Rodolfo Benini (11 June 1862 – 12 February 1956) was an Italian statistician and demographer.

==Biography==
Benini was born in Cremona, Italy. At the beginning of his university career, Rodolfo Benini taught a history of commerce course at the University of Bari (1889–1895). Then he became a professor of economics at the University of Perugia (1896), a professor of statistics at the University of Pavia (1897–1907) and at the Bocconi University of Milan (1905–1909). Finally, he moved to the University of Rome, where he was the first professor of statistics (1908–1928) and then professor of political economy (1928–1935). Benini held various positions at the national and international levels, including president of the Higher Council of Statistics and of the Commission of Statistics and Law at the Ministry of Justice. He also represented the Italian Government at the Geneva Conference in 1921 and served as the president of the Commission of Statistics at the General Assembly for the World Agriculture Census in 1926.
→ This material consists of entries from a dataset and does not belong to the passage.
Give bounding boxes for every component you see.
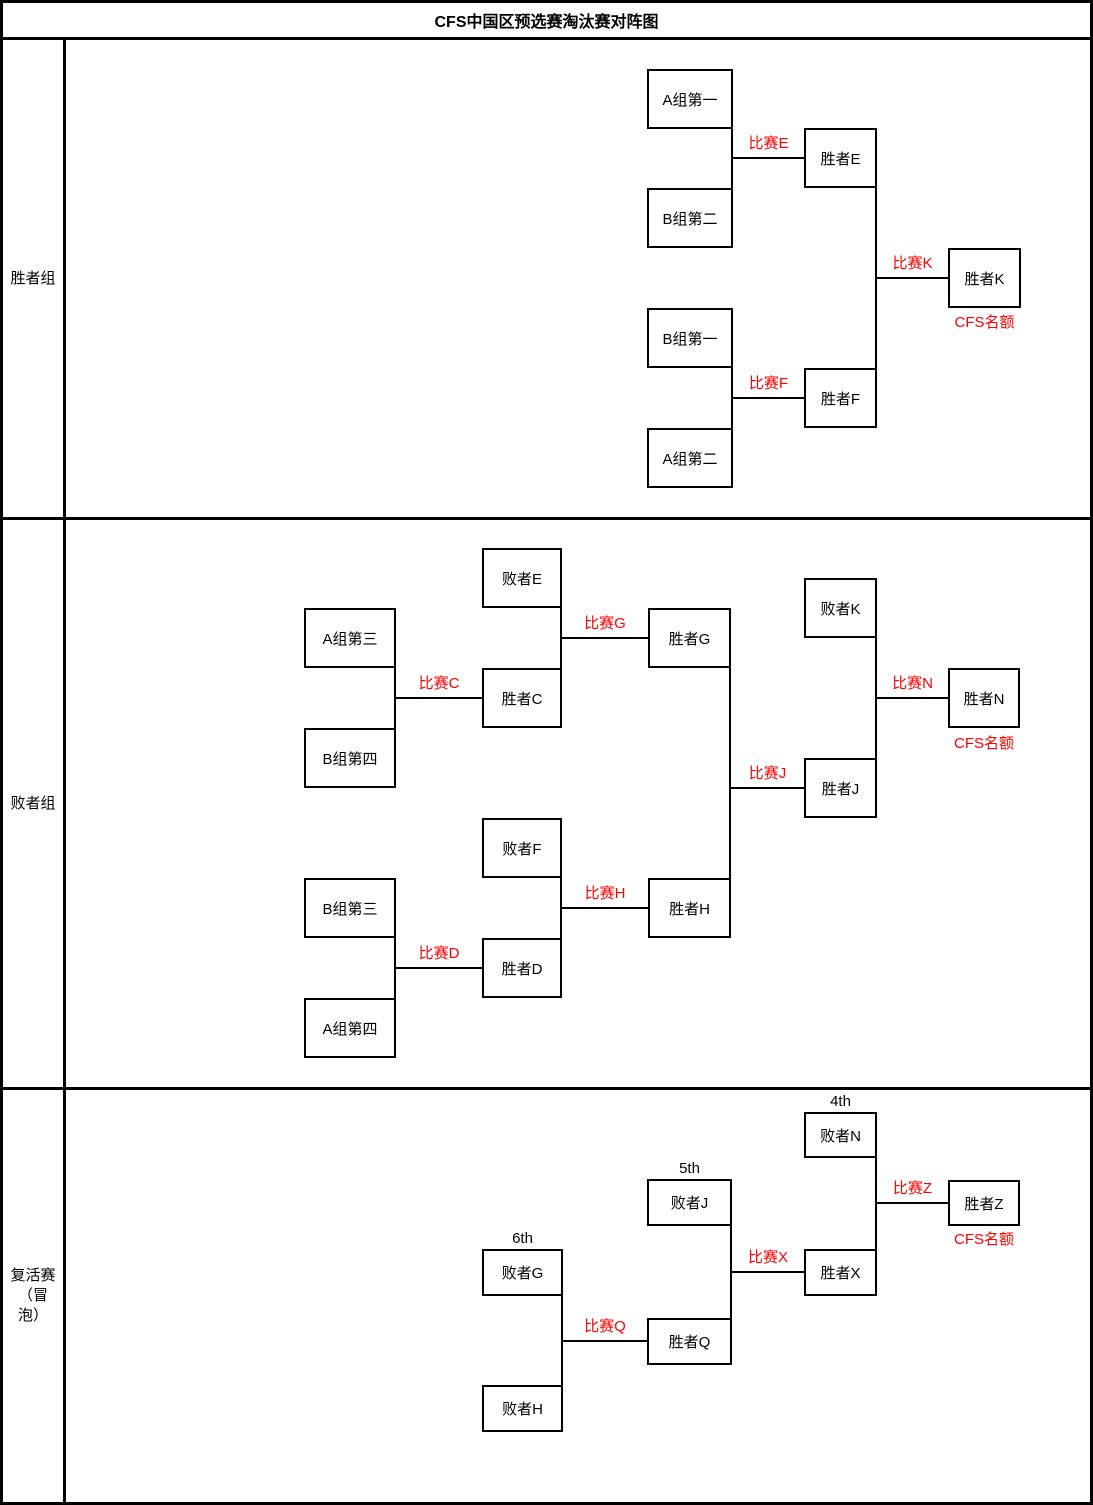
- connector-g-vertical: [560, 608, 562, 668]
- match-label-x: 比赛X: [747, 1249, 788, 1266]
- node-winner-e: 胜者E: [804, 128, 877, 188]
- connector-g-horizontal: [562, 637, 648, 639]
- match-label-q: 比赛Q: [584, 1318, 626, 1335]
- node-winner-k: 胜者K: [948, 248, 1021, 308]
- match-label-d: 比赛D: [418, 945, 460, 962]
- match-label-c: 比赛C: [418, 675, 460, 692]
- seed-label-5th: 5th: [679, 1160, 700, 1177]
- connector-j-horizontal: [731, 787, 804, 789]
- match-label-e: 比赛E: [748, 135, 789, 152]
- connector-x-horizontal: [732, 1271, 804, 1273]
- title-separator: [3, 37, 1090, 40]
- node-loser-f: 败者F: [482, 818, 562, 878]
- page-title: CFS中国区预选赛淘汰赛对阵图: [434, 14, 659, 31]
- node-loser-g: 败者G: [482, 1249, 563, 1296]
- connector-k-horizontal: [877, 277, 948, 279]
- node-a-group-first: A组第一: [647, 69, 733, 129]
- connector-h-vertical: [560, 878, 562, 938]
- seed-label-4th: 4th: [830, 1093, 851, 1110]
- connector-e-horizontal: [733, 157, 804, 159]
- match-label-g: 比赛G: [584, 615, 626, 632]
- node-loser-h: 败者H: [482, 1385, 563, 1432]
- connector-c-horizontal: [396, 697, 482, 699]
- node-a-group-fourth: A组第四: [304, 998, 396, 1058]
- seed-label-6th: 6th: [512, 1230, 533, 1247]
- connector-q-vertical: [561, 1296, 563, 1385]
- connector-n-horizontal: [877, 697, 948, 699]
- connector-z-vertical: [875, 1158, 877, 1249]
- section-label-revival: 复活赛 （冒 泡）: [10, 1267, 56, 1324]
- connector-d-horizontal: [396, 967, 482, 969]
- row-separator-winners-losers: [3, 517, 1090, 520]
- node-b-group-second: B组第二: [647, 188, 733, 248]
- match-label-h: 比赛H: [584, 885, 626, 902]
- section-label-losers: 败者组: [10, 794, 56, 812]
- node-loser-n: 败者N: [804, 1112, 877, 1158]
- connector-z-horizontal: [877, 1202, 948, 1204]
- connector-h-horizontal: [562, 907, 648, 909]
- node-a-group-second: A组第二: [647, 428, 733, 488]
- node-loser-k: 败者K: [804, 578, 877, 638]
- connector-e-vertical: [731, 129, 733, 189]
- node-b-group-third: B组第三: [304, 878, 396, 938]
- match-label-k: 比赛K: [892, 255, 933, 272]
- match-label-f: 比赛F: [748, 375, 789, 392]
- node-winner-q: 胜者Q: [647, 1318, 732, 1365]
- connector-n-vertical: [875, 638, 877, 758]
- label-column-line: [63, 40, 66, 1502]
- match-label-n: 比赛N: [892, 675, 933, 692]
- node-winner-n: 胜者N: [948, 668, 1020, 728]
- match-label-z: 比赛Z: [892, 1180, 933, 1197]
- node-loser-e: 败者E: [482, 548, 562, 608]
- cfs-slot-note-n: CFS名额: [953, 735, 1014, 752]
- node-winner-f: 胜者F: [804, 368, 877, 428]
- node-loser-j: 败者J: [647, 1179, 732, 1226]
- node-winner-c: 胜者C: [482, 668, 562, 728]
- node-winner-j: 胜者J: [804, 758, 877, 818]
- cfs-slot-note-z: CFS名额: [953, 1231, 1014, 1248]
- node-b-group-fourth: B组第四: [304, 728, 396, 788]
- connector-f-vertical: [731, 368, 733, 428]
- connector-d-vertical: [394, 938, 396, 998]
- cfs-slot-note-k: CFS名额: [954, 314, 1015, 331]
- node-winner-h: 胜者H: [648, 878, 731, 938]
- connector-c-vertical: [394, 668, 396, 728]
- node-winner-d: 胜者D: [482, 938, 562, 998]
- row-separator-losers-revival: [3, 1087, 1090, 1090]
- connector-k-vertical: [875, 188, 877, 368]
- connector-f-horizontal: [733, 397, 804, 399]
- match-label-j: 比赛J: [748, 765, 787, 782]
- connector-j-vertical: [729, 668, 731, 878]
- connector-x-vertical: [730, 1226, 732, 1318]
- node-a-group-third: A组第三: [304, 608, 396, 668]
- node-winner-g: 胜者G: [648, 608, 731, 668]
- node-winner-x: 胜者X: [804, 1249, 877, 1296]
- node-b-group-first: B组第一: [647, 308, 733, 368]
- connector-q-horizontal: [563, 1340, 647, 1342]
- section-label-winners: 胜者组: [10, 269, 56, 287]
- node-winner-z: 胜者Z: [948, 1180, 1020, 1226]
Benini used economic and demographic empirical studies with the aim of constructing tools of general validity. In this context, we may include the study of the relations between the distribution of particular economic phenomena and the distribution of more general phenomena such as income or patrimony. His pioneering book Principles of Statistics (1906) contains his main contributions and successfully combines statistical methodology into a unified theory. In this way, Benini tried to give statistics an autonomous role in relation to economics, demography, and social sciences, with which it often became confused at the end of nineteenth and the beginning of the twentieth century. Among Benini's major original contributions we may mention, for example, the attraction indices, the extension to the patrimonies of the Paretian laws of income, and a probabilistic study of factors determining the proportion of the sexes in twins.
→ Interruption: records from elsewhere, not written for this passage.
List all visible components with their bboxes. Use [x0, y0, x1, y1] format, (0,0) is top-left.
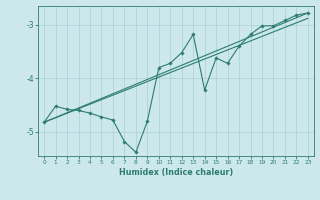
X-axis label: Humidex (Indice chaleur): Humidex (Indice chaleur): [119, 168, 233, 177]
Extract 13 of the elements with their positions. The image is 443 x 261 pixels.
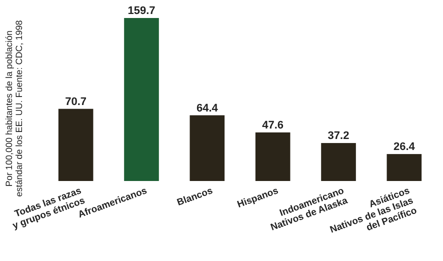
bar: [58, 108, 94, 181]
bar: [321, 143, 356, 181]
bar: [255, 132, 290, 181]
data-label: 37.2: [328, 130, 350, 142]
bar: [190, 115, 225, 181]
bar: [386, 154, 422, 181]
data-label: 26.4: [393, 141, 416, 154]
data-label: 47.6: [262, 119, 284, 132]
y-axis-title: Por 100,000 habitantes de la población estándar de los EE. UU. Fuente: CDC, 1998: [4, 20, 24, 197]
data-label: 70.7: [65, 96, 87, 108]
bar: [124, 18, 159, 181]
data-label: 159.7: [128, 5, 156, 17]
data-label: 64.4: [196, 102, 219, 114]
Benini was an Italian Academician (1932), an honorary member of ISTAT, a member of Istituto Veneto di Scienze Lettere ed Arti, and a member of the Italian Geographical Society. He died in Rome.

==Publications==
A bibliography of Benini's publications lists 137 scientific works.
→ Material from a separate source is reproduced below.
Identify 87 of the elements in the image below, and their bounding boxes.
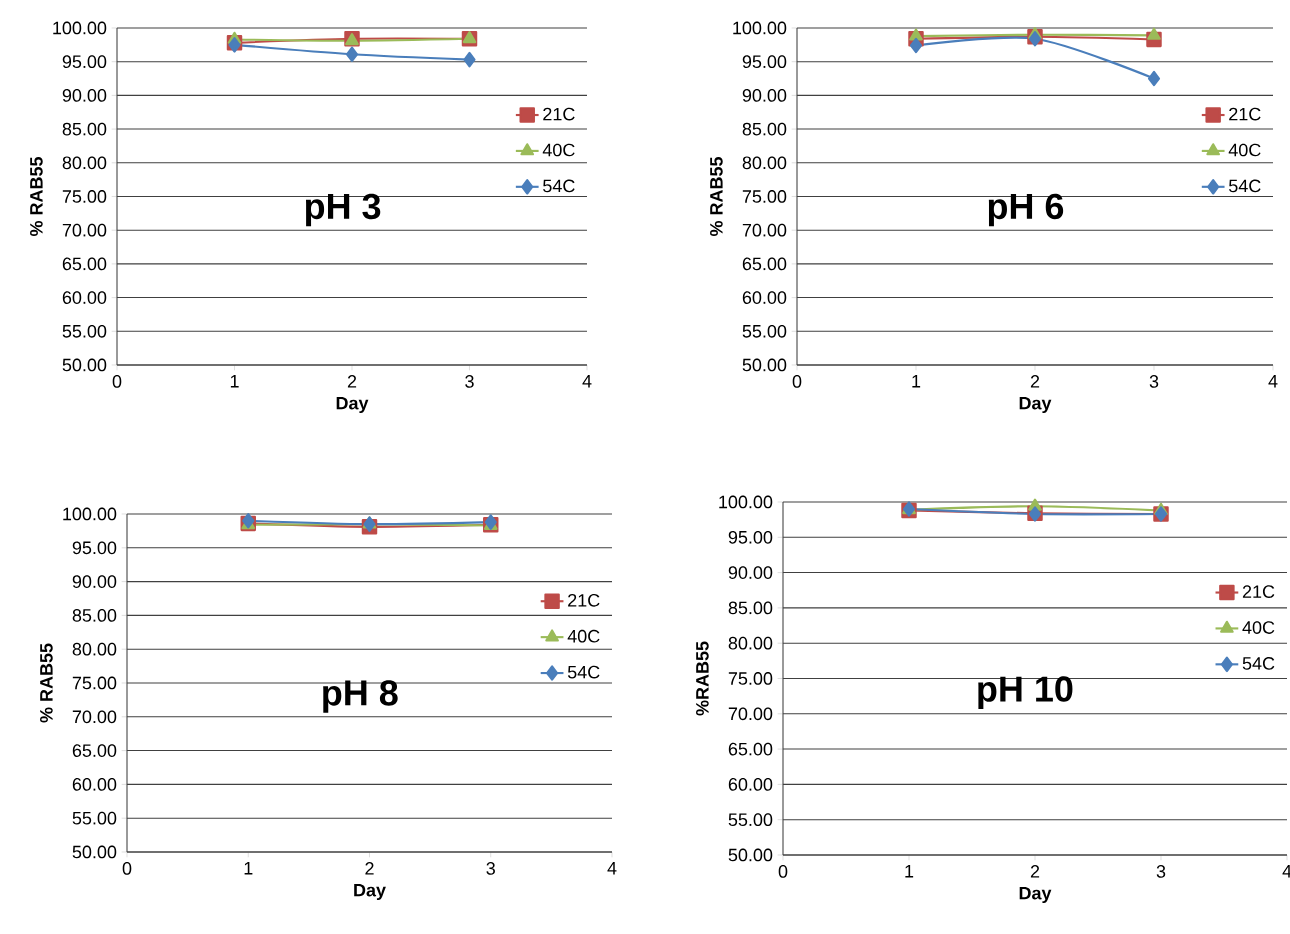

- La teoria dei prezzi e della circolazione monetaria(1888);
- Principî di demografia (1901);
- Principî di statistica metodologica (1905);
- Principles of Statistics (1906)
- Il campo normale di variabilità delle serie statistiche, (1908);
- Indagini di antropometria militare, (1897);
- Distribuzione probabile della ricchezza privata in Italia per classi di popolazione, (1894);
- Elementi di statistica metodologica demografica ed economica, Roma (1922);
- Le leggi statistiche e l'economia pura, Roma (1928);
- Lezioni di economia politica (1936);
- Dante tra gli splendori dei suoi enigmi risolti ed altri saggi,(1952).